Through customer relationship management, the aspirations of the customers can be appreciated similar to how the product or service was being introduced to them (Hardeep & Amandeep, 2011). Work ethic pride is another indictor of customer satisfaction as it usually motivates employees to meet customer needs and expectations. Yet employee failures, product or service delays, or other malfunctions may hinder the customer’s future relationship with the business. CRM identification and resolution of these issues can increase the customer efficiency ratios. This is because satisfied customers normally have greater purchase volume than non-satisfied customers. And as a result of this the relative cost per-customer drops which again works out as good economics and thereby profits. Customer relationship management strategies that promote business retention can provide significant advantages for an organization. Empirical evidence indicates it can contribute to the financial wellbeing and thereby prosperity of an organization. CRM programmes must include a customer-centric management approach which identifies and segments profitable customers, while fostering satisfaction and loyalty. This is mutually beneficial for the business and customers. It facilitates the efficient use of labour and technical resources to meet even more consumer needs and due to the effectiveness can serve a bigger and better market.
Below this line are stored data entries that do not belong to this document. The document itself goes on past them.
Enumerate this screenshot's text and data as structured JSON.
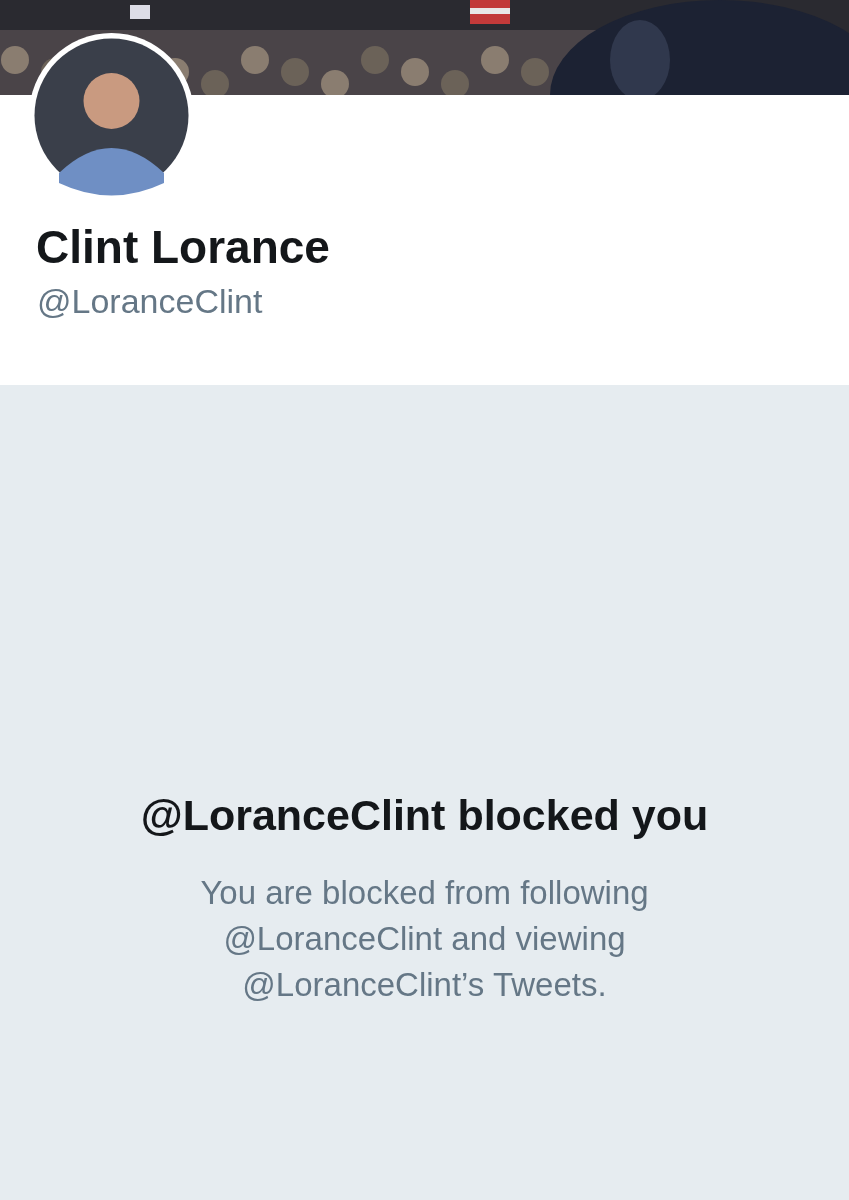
{
  "profile": {
    "name": "Clint Lorance",
    "handle": "@LoranceClint"
  },
  "blocked_notice": {
    "title": "@LoranceClint blocked you",
    "message": "You are blocked from following @LoranceClint and viewing @LoranceClint’s Tweets."
  }
}
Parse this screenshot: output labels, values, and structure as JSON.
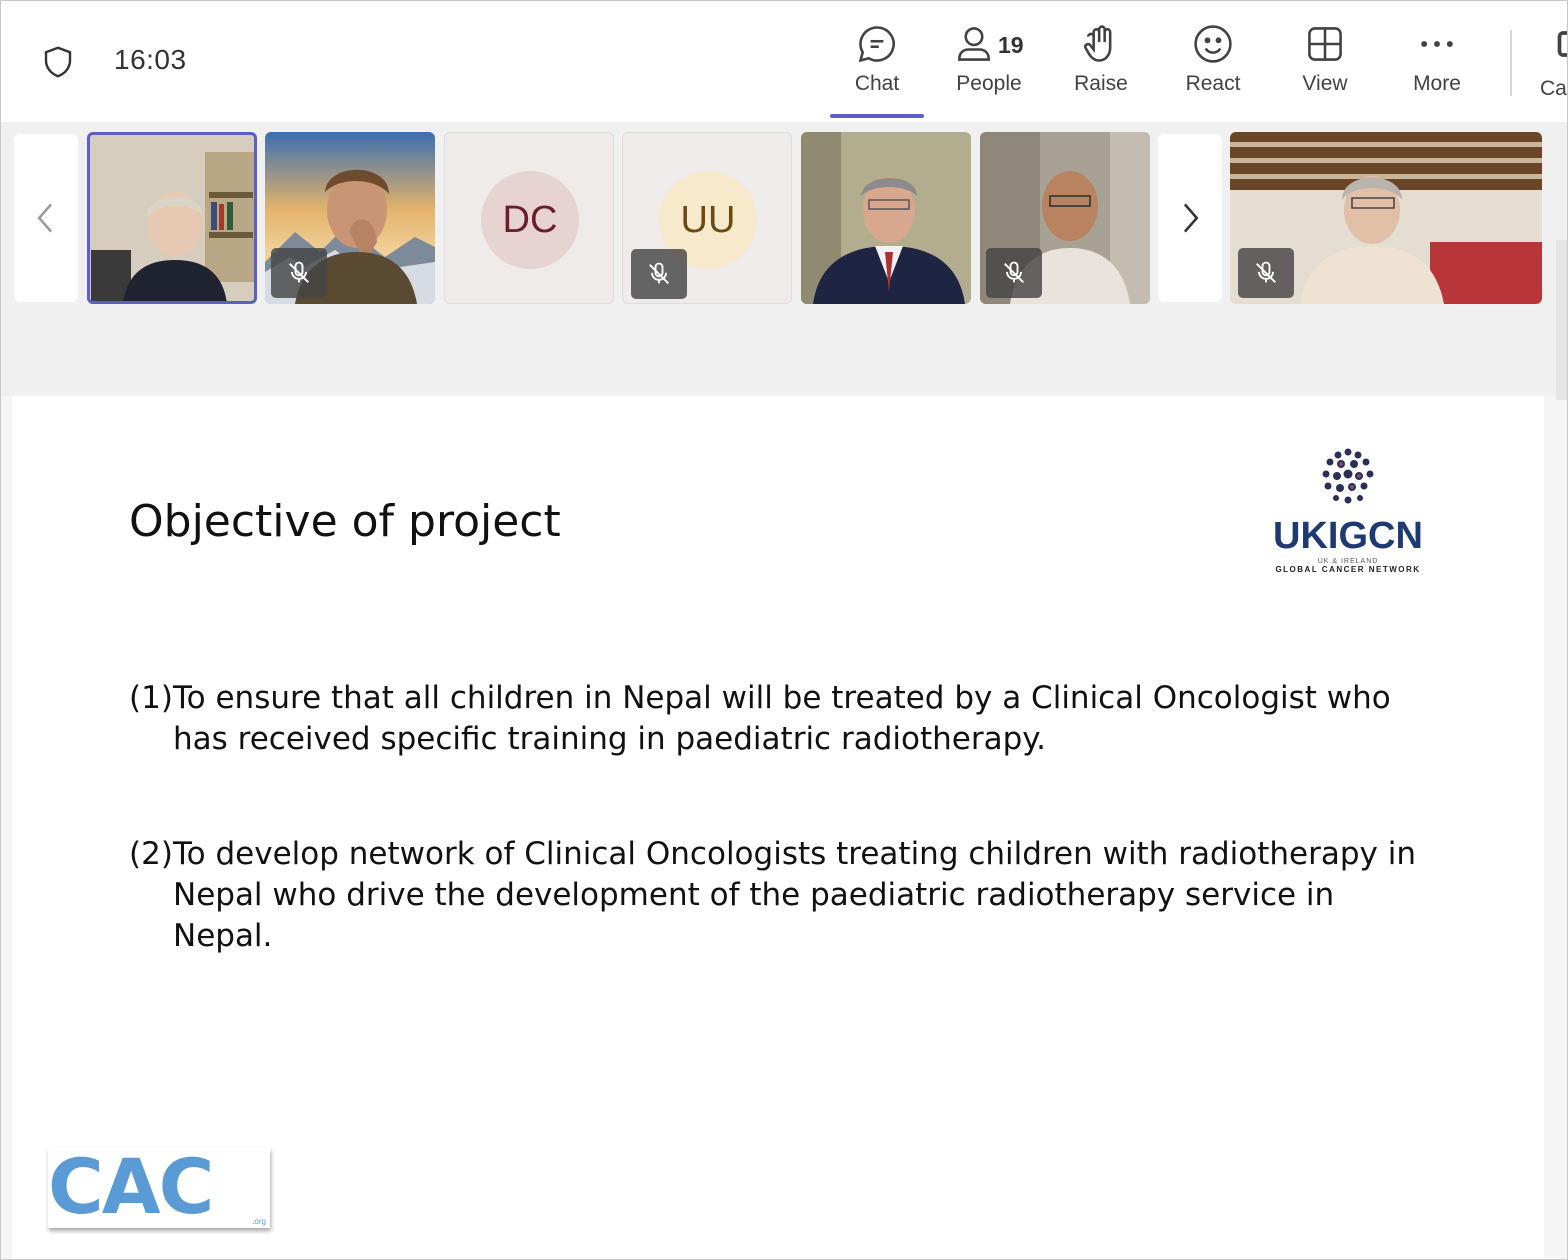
{
  "toolbar": {
    "time": "16:03",
    "chat_label": "Chat",
    "people_label": "People",
    "people_count": "19",
    "raise_label": "Raise",
    "react_label": "React",
    "view_label": "View",
    "more_label": "More",
    "cut_label": "Ca"
  },
  "participants": [
    {
      "type": "video",
      "muted": false,
      "selected": true
    },
    {
      "type": "video",
      "muted": true
    },
    {
      "type": "avatar",
      "initials": "DC",
      "color": "#e8d3d3",
      "text_color": "#6b1f2a",
      "muted": false
    },
    {
      "type": "avatar",
      "initials": "UU",
      "color": "#f7e9cc",
      "text_color": "#6b4a12",
      "muted": true
    },
    {
      "type": "video",
      "muted": false
    },
    {
      "type": "video",
      "muted": true
    },
    {
      "type": "video",
      "muted": true
    }
  ],
  "slide": {
    "title": "Objective of project",
    "objectives": [
      {
        "num": "(1)",
        "text": "To ensure that all children in Nepal will be treated by a Clinical Oncologist who has received specific training in paediatric radiotherapy."
      },
      {
        "num": "(2)",
        "text": "To develop network of Clinical Oncologists treating children with radiotherapy in Nepal who drive the development of the paediatric radiotherapy service in Nepal."
      }
    ],
    "logo_ukigcn": {
      "name": "UKIGCN",
      "line1": "UK & IRELAND",
      "line2": "GLOBAL CANCER NETWORK"
    },
    "logo_cac": {
      "name": "CAC",
      "suffix": ".org"
    }
  },
  "colors": {
    "accent": "#5b5fc7",
    "ukigcn_blue": "#1d3a73",
    "cac_blue": "#5b9bd5"
  }
}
India is one of the sought after markets in the world when it comes to retail market development. But sometimes the challenge involves in the effective conversion to the organized sector which needs some push by way of CRM initiatives. The loyalty programmes, membership cards and dynamic schemes like every day low price (EDLP) will take the Indian organized retailer a long way. But the technological initiatives which are prevalent in the world are still in the infancy stage in India which has scope for further research. And days are not far when the effective implementation of CRM initiatives makes India the most prospective retail market. A qualitative analysis has good scope in the research in order to get retail customers feedback as result of an in-depth analysis. This could give detailed and in-depth suggestions regarding the expectations and aspirations of the customers in various dimensions.